Embracing a New Canvas
We’re all familiar with the conventional practice of drawing on white paper using a dark medium. It’s the go-to method for most artists due to its comfort and intuitiveness. After all, there are countless shades of “white” paper available in the market. However, in this lesson, we’ll shed light on a paper that often goes unnoticed, and it just might revolutionize the way you approach drawing. Yes, we’re talking about black paper.
The Advantages of Black Paper
One of the key advantages of working with black paper is the high contrast it offers, primarily in terms of value. Value refers to the darkness or lightness of a color, and it holds immense significance in the world of art. When we juxtapose a dark value alongside a light value, we create a striking contrast. This contrast breathes life into our drawings and paintings. Black paper, with its deep blacks, allows lighter values to stand out, generating a visually captivating contrast. Conversely, if we were to work on white paper, achieving the same level of contrast and vibrancy would require copious amounts of dark materials.
Using black paper also enhances the perception of brighter colors. The stark contrast in value naturally makes the colors we apply to the surface appear more vibrant. While the actual brightness of the colors might not change, the contrast creates an illusion of amplified vibrancy. So, whenever you desire your colors to make a statement or truly pop, black paper becomes a favorable choice.
(Image above is from the course, “3 Little Birds with Colored Pencils”.)
Another advantage of black paper is the depth it lends to shadows. When working with traditional materials like graphite and charcoal on white paper, achieving the necessary darkness in shadowed areas can be challenging. Those deep, luscious shadows we encounter in reality often fall short when replicated on white paper. However, with black paper as our foundation, we already have a base for those richly dark shadows, making it effortless to capture the natural intensity and depth.

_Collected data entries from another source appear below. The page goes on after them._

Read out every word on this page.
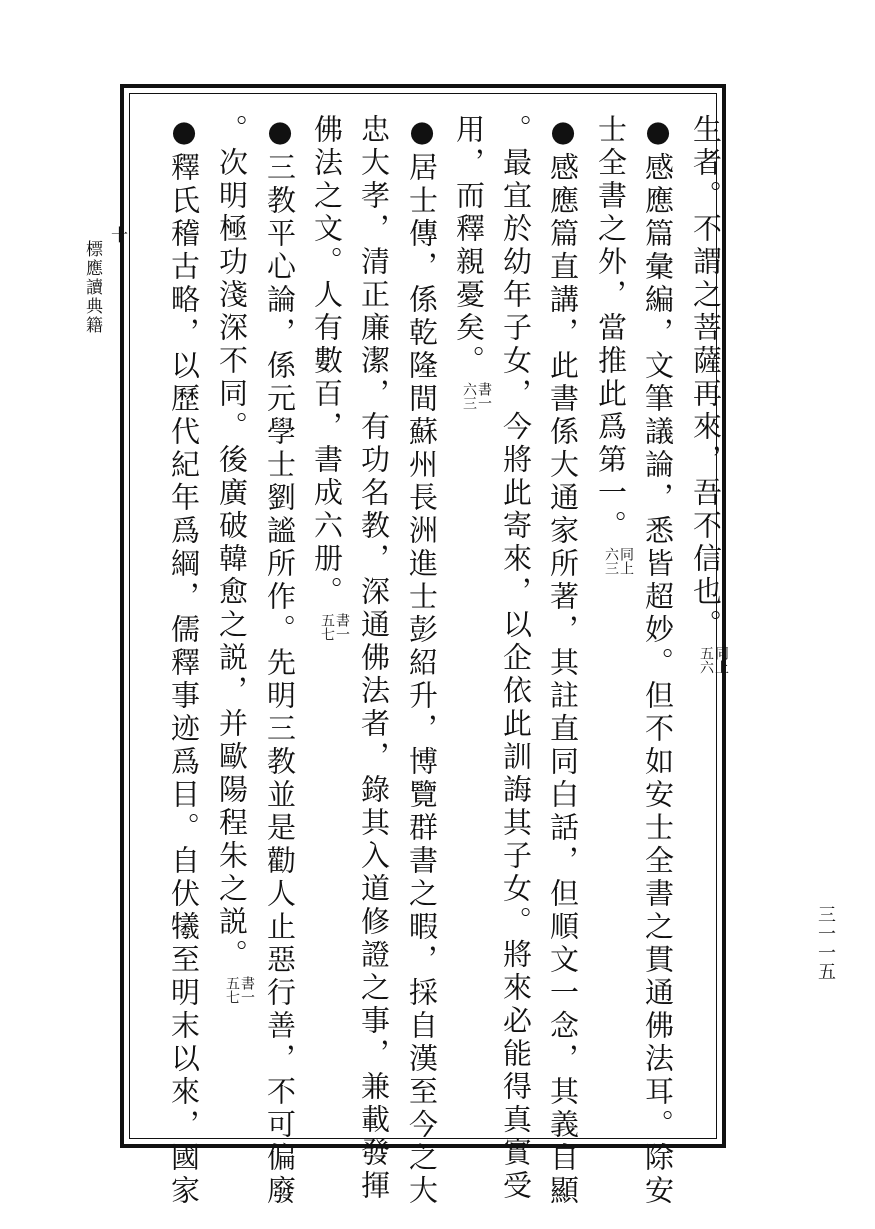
十
標應讀典籍
三一一五
生者。不謂之菩薩再來，吾不信也。
同上
五六
●感應篇彙編，文筆議論，悉皆超妙。但不如安士全書之貫通佛法耳。除安
士全書之外，當推此爲第一。
同上
六三
●感應篇直講，此書係大通家所著，其註直同白話，但順文一念，其義自顯
。最宜於幼年子女，今將此寄來，以企依此訓誨其子女。將來必能得真實受
用，而釋親憂矣。
書一
六三
●居士傳，係乾隆間蘇州長洲進士彭紹升，博覽群書之暇，採自漢至今之大
忠大孝，清正廉潔，有功名教，深通佛法者，錄其入道修證之事，兼載發揮
佛法之文。人有數百，書成六册。
書一
五七
●三教平心論，係元學士劉謐所作。先明三教並是勸人止惡行善，不可偏廢
。次明極功淺深不同。後廣破韓愈之説，并歐陽程朱之説。
書一
五七
●釋氏稽古略，以歷代紀年爲綱，儒釋事迹爲目。自伏犧至明末以來，國家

Lastly, working on black paper can potentially speed up the creative process. In any drawing or painting, it’s crucial to incorporate a full range of values. This often entails applying copious amounts of dark materials when working on white paper, which can be time-consuming. However, with black paper, we can achieve a complete-looking scene using less material on the surface.
Unlocking New Possibilities
Consider scenarios where our subject features minimal lighting or high contrast. In such instances, a minimal application of material on the surface suffices. The inverse, unfortunately, doesn’t hold true. When working on white paper, we still find ourselves needing to use abundant dark materials to recreate a similar illusion.
See also: All About Drawing Papers
By exploring the untapped potential of black paper, artists open themselves up to fresh perspectives and the opportunity to experiment with new techniques. So, why not step out of your comfort zone and give black paper a chance? It might just transform the way you bring your artistic visions to life.